Une posture d’opposition constante
Depuis l’engagement officiel de l’Union Sacrée dans ce processus de réforme, la voix de Martin Fayulu s’est élevée pour dénoncer ce qu’il considère comme une manœuvre politicienne. Fidèle à sa ligne de conduite, l’opposant rejette les arguments avancés par la majorité, qui qualifie l’actuelle Constitution d’obsolète ou d’inadaptée aux réalités du pays.
Pour Fayulu, le moment choisi par le pouvoir en place est tout sauf innocent. Il estime que, dans un contexte où la priorité nationale devrait être centrée sur le rétablissement de la paix, particulièrement à l’Est du pays, et sur la gestion des urgences humanitaires, engager le pays dans une révision constitutionnelle est un aveu d’échec des priorités gouvernementales.
Les craintes d’un « coup d’État constitutionnel »

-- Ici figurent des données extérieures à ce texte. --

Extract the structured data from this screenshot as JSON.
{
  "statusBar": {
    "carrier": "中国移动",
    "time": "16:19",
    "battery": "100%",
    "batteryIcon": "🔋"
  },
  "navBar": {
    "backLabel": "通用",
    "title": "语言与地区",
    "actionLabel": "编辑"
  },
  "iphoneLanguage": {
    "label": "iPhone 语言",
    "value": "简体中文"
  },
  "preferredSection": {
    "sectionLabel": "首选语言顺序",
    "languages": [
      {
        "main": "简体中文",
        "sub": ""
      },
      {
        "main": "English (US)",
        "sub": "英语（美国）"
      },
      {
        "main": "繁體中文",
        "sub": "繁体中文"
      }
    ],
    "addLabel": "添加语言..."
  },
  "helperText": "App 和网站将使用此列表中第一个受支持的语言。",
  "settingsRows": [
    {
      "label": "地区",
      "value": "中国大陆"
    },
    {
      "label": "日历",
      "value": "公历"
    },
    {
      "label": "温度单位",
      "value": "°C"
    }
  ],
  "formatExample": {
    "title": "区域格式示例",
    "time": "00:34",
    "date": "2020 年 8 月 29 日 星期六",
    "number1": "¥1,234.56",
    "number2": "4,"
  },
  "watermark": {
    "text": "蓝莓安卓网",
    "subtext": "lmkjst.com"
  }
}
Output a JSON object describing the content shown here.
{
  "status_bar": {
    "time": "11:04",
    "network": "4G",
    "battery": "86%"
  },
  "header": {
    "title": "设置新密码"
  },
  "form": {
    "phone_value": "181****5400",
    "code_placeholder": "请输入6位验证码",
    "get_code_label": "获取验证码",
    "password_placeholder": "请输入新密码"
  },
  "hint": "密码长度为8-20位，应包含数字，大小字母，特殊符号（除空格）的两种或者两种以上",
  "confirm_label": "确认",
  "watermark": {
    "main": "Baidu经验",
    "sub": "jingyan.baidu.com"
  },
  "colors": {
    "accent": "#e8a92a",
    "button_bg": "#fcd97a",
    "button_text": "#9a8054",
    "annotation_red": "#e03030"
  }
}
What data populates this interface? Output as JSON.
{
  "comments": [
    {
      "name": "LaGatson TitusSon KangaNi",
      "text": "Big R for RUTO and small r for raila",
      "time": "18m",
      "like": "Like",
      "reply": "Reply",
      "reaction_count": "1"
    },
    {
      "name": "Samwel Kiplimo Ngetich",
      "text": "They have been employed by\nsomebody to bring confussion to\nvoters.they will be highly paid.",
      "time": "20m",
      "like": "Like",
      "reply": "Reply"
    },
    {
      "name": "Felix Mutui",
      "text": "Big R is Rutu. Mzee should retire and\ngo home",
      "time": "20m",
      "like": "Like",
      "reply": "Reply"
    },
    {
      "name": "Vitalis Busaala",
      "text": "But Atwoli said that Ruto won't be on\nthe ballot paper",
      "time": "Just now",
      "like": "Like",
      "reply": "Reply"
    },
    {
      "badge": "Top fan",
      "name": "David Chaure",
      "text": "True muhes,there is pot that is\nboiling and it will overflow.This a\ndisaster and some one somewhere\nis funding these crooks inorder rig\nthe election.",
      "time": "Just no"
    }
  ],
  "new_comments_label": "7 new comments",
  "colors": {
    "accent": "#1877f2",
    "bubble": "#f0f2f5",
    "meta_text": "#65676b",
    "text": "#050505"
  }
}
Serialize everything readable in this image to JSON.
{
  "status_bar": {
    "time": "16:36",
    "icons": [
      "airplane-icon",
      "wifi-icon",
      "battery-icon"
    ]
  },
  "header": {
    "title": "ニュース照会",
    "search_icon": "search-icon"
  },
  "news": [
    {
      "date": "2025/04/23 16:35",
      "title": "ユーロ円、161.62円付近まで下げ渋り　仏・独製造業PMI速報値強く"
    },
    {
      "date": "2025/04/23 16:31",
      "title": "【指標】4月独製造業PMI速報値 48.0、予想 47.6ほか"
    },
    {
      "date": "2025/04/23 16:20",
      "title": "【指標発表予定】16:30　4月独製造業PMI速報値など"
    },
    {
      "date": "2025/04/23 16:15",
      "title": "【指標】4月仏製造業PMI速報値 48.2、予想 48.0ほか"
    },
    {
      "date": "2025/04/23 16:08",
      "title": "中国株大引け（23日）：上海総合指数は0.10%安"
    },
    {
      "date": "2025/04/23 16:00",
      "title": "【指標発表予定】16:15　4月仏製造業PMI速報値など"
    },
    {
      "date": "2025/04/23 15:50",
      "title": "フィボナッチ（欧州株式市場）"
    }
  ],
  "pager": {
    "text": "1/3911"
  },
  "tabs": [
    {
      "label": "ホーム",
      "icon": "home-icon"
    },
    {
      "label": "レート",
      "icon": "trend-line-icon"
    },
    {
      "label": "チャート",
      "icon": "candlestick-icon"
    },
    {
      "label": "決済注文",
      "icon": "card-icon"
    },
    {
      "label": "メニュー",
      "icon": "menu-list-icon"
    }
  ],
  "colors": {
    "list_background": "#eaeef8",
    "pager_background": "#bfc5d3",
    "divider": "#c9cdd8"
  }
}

Dans ses dernières sorties médiatiques, Martin Fayulu n’a pas mâché ses mots. Il perçoit dans cette initiative une « dérive dictatoriale » visant, in fine, à pérenniser le pouvoir actuel. L’opposant craint qu’à travers cette réforme, la majorité ne cherche à lever les verrous constitutionnels protégeant la durée des mandats présidentiels, un scénario qu’il qualifie de « coup d’État constitutionnel ».
« On ne commence pas par abattre la fondation d’une maison lorsqu’elle présente de simples fissures », a-t-il rappelé, soulignant que les défis du pays sont d’ordre structurel et sécuritaire, et non constitutionnels. Pour lui, la Constitution de 2006 demeure le socle nécessaire à la stabilité démocratique, malgré ses imperfections.
Vers une fracture politique accentuée
La fermeté de Martin Fayulu s’inscrit dans un climat politique particulièrement électrique. Alors que la majorité espère déboucher sur un référendum, les acteurs de l’opposition, emmenés par Fayulu et d’autres figures de proue, appellent à la vigilance citoyenne. Ils dénoncent un « simulacre » de réforme et alertent sur les risques de tensions sociales accrues si le pouvoir persiste dans ce qu’ils considèrent comme une précipitation suspecte.
En dénonçant ce projet, Martin Fayulu confirme son rôle de sentinelle de la démocratie. Reste à savoir si cette levée de boucliers parviendra à freiner l’ardeur réformatrice de l’Union Sacrée, alors que le pays semble se diriger vers un face-à-face politique majeur dans les semaines à venir.